4/3/2014 11:28:23 AM
To serve is part of my core, it is where I find peace. It is my strength. I do this throughout my day, in different ways, for different people. I am not impressed with money, material things, or status. I am impressed by character and standards. I am a diamond in the rough, and although I will find the one that will see me as beautiful, and worth it, I will continue to learn and grow in the meantime, so that I am ready.
4/3/2014 5:07:05 AM
My thoughts and prayers are with those in Ft. Hood.
4/3/2014 4:17:31 AM
I am not perfect, hell far from it, but I am me, and that is pretty good damn thing. Today, begins my day of focusing on the positive and accepting that my imperfections are what make me beautiful. An amazing person told me not to run and hide. It took a awhile for that to really sink in, and he's right. I have nothing to be ashamed of, or apologize for. This is my life, good and bad, and I can only blame me if I don't make the best of it.
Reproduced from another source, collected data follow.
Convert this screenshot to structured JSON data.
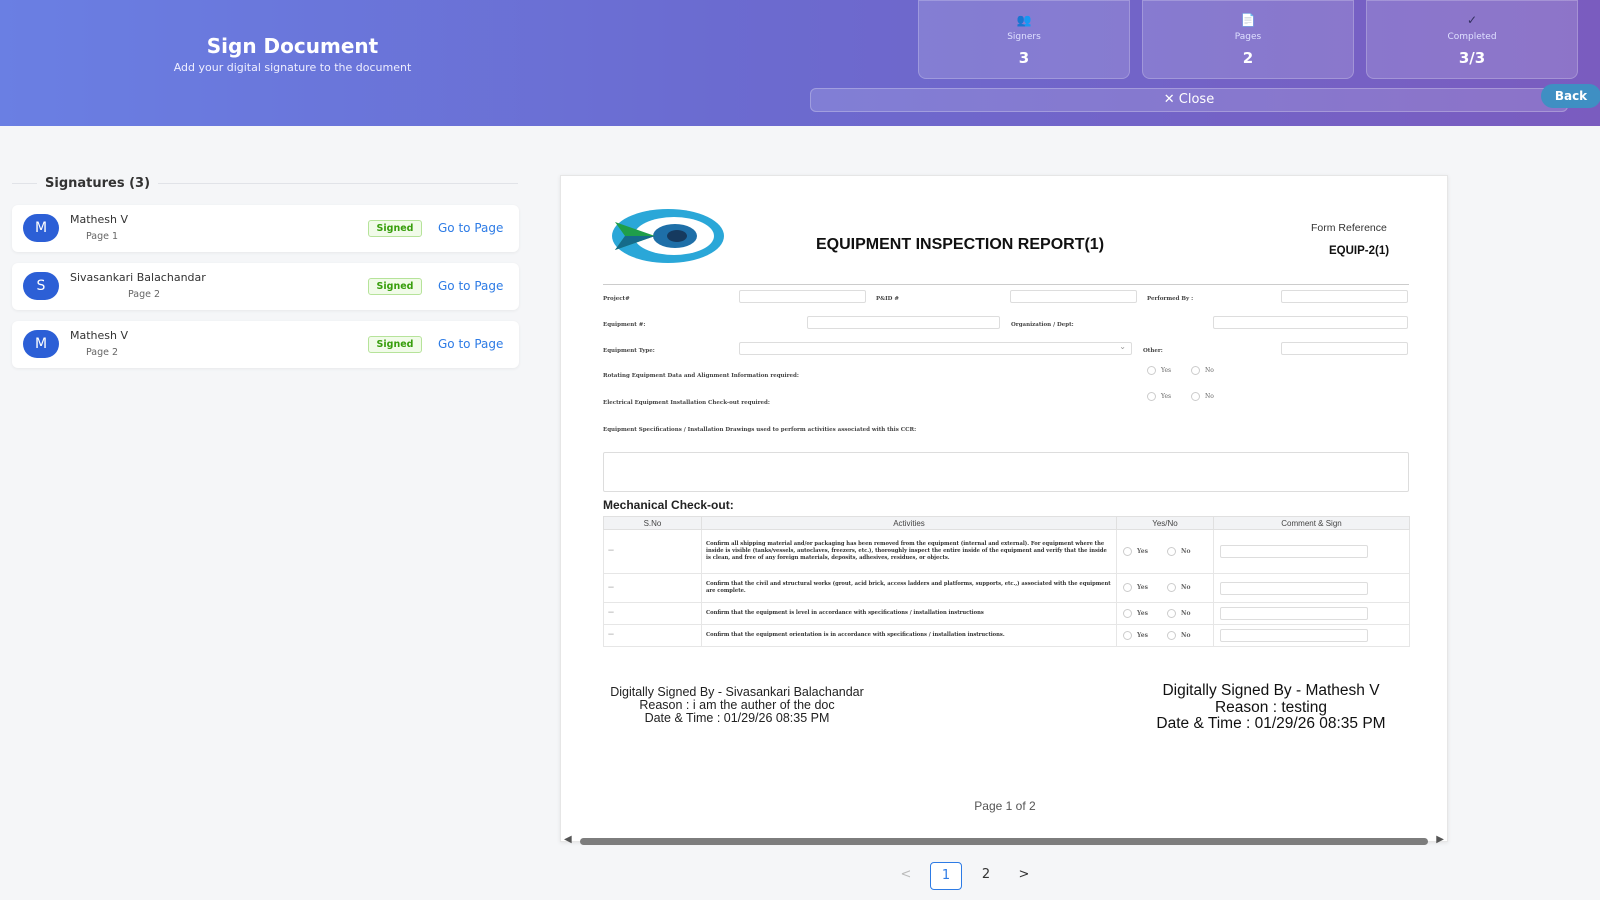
{
  "header": {
    "title": "Sign Document",
    "subtitle": "Add your digital signature to the document",
    "stats": [
      {
        "icon": "users-icon",
        "glyph": "👥",
        "label": "Signers",
        "value": "3"
      },
      {
        "icon": "page-icon",
        "glyph": "📄",
        "label": "Pages",
        "value": "2"
      },
      {
        "icon": "check-icon",
        "glyph": "✓",
        "label": "Completed",
        "value": "3/3"
      }
    ],
    "close_label": "✕ Close",
    "back_label": "Back"
  },
  "sidebar": {
    "heading": "Signatures (3)",
    "signatures": [
      {
        "initial": "M",
        "name": "Mathesh V",
        "page": "Page 1",
        "status": "Signed",
        "action": "Go to Page"
      },
      {
        "initial": "S",
        "name": "Sivasankari Balachandar",
        "page": "Page 2",
        "status": "Signed",
        "action": "Go to Page"
      },
      {
        "initial": "M",
        "name": "Mathesh V",
        "page": "Page 2",
        "status": "Signed",
        "action": "Go to Page"
      }
    ]
  },
  "document": {
    "title": "EQUIPMENT INSPECTION REPORT(1)",
    "form_reference_label": "Form Reference",
    "form_reference_value": "EQUIP-2(1)",
    "fields": {
      "project": "Project#",
      "pid": "P&ID #",
      "performed_by": "Performed By :",
      "equipment": "Equipment #:",
      "organization": "Organization / Dept:",
      "equipment_type": "Equipment Type:",
      "other": "Other:",
      "rotating": "Rotating Equipment Data and Alignment Information required:",
      "electrical": "Electrical Equipment Installation Check-out required:",
      "specs": "Equipment Specifications / Installation Drawings used to perform activities associated with this CCR:"
    },
    "yes_label": "Yes",
    "no_label": "No",
    "mechanical_heading": "Mechanical Check-out:",
    "table_headers": [
      "S.No",
      "Activities",
      "Yes/No",
      "Comment & Sign"
    ],
    "table_rows": [
      {
        "sno": "—",
        "activity": "Confirm all shipping material and/or packaging has been removed from the equipment (internal and external). For equipment where the inside is visible (tanks/vessels, autoclaves, freezers, etc.), thoroughly inspect the entire inside of the equipment and verify that the inside is clean, and free of any foreign materials, deposits, adhesives, residues, or objects."
      },
      {
        "sno": "—",
        "activity": "Confirm that the civil and structural works (grout, acid brick, access ladders and platforms, supports, etc.,) associated with the equipment are complete."
      },
      {
        "sno": "—",
        "activity": "Confirm that the equipment is level in accordance with specifications / installation instructions"
      },
      {
        "sno": "—",
        "activity": "Confirm that the equipment orientation is in accordance with specifications / installation instructions."
      }
    ],
    "signature_left": {
      "line1": "Digitally Signed By - Sivasankari Balachandar",
      "line2": "Reason : i am the auther of the doc",
      "line3": "Date & Time : 01/29/26 08:35 PM"
    },
    "signature_right": {
      "line1": "Digitally Signed By - Mathesh V",
      "line2": "Reason : testing",
      "line3": "Date & Time : 01/29/26 08:35 PM"
    },
    "page_indicator": "Page 1 of 2"
  },
  "pagination": {
    "prev": "<",
    "pages": [
      "1",
      "2"
    ],
    "next": ">",
    "current": "1"
  },
  "colors": {
    "accent": "#2d7be5",
    "avatar": "#2c5fd6",
    "signed_badge": "#389e0d",
    "header_start": "#6a7fe3",
    "header_end": "#7a5cbf"
  }
}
So, bring it on world, I AM READY!
4/2/2014 6:20:40 PM
Well all hell broke loose today. It will calm tomorrow. It always does, but right now, at this moment a bullet to my head would be very relaxing.
4/2/2014 1:02:18 PM
Music just makes everything better. Love having a good day :)
4/1/2014 5:38:36 PM
To see one at peace with the world is a beautiful thing. For a moment there is harmony.
4/1/2014 1:17:17 PM
Calgon, take me away!
4/1/2014 4:42:03 AM
I hate that nagging feeling. Knowing something is just not right, but can't put your finger on it. I hope I figure it out soon.
3/31/2014 4:23:19 AM
So disappointing. *big sigh*
3/28/2014 4:32:35 AM
Having a roommate sometimes just sucks!!
3/27/2014 7:40:12 PM
Head is throbbing and sleep is just out of reach. Decapatation maybe the solution.
3/21/2014 1:13:08 PM
*bangs head over and over against wall* I want a drink.
3/18/2014 5:05:20 PM
I really need to work on my patience.
3/18/2014 6:23:46 AM
It is still morning, and I need a nap. This is going to be a long day!
3/17/2014 9:37:05 AM
Would a Dom please come kick the guy's ass who was just so rude to me? !
3/16/2014 3:52:23 PM
If you ask a direct answer, I will answer directly. If you do not like my answer, and you resort to assumptions or name calling, then it is YOU who has the issues, not me.
3/16/2014 3:32:47 PM
If you are married or in a vanilla relationship, just say so. I am not the moral police.
3/15/2014 5:34:41 PM
This day has kicked my ass. Time for a glass of wine.
3/15/2014 5:52:19 AM
Saturday, what shall I do with you?
3/13/2014 3:09:43 PM

Again, in response to my profile.  No, I'm not asking to be chased. I get that the Dom's are searching for a submissive, which I am. That relationship however takes time to grow.

 

This is my response to a message I received from a Dom who stated that Doms on here are looking for the one that will fall to their knees.

 

So you want to meet someone that when you say hello, they bow at your feet right away???  Doesn't that mean they would just fall at anyone's feet?  How does that make you different than any other Dom they meet?

 

Just as you would not want to Dom just any sub, a sub will not just want to fall at anyone's feet.  Those that do, I would highly question.     Does ANYONE get what I'm trying to say here?

3/13/2014 1:28:12 PM
I know, and can account to my flaws. Can you?
3/13/2014 11:47:15 AM
Let me clarify my profile. I AM submissive. I do not wish to play games. I simply have a voice and will not roll over to just anyone. Once that connection is made, my pleasure is in serving and making my Sir proud.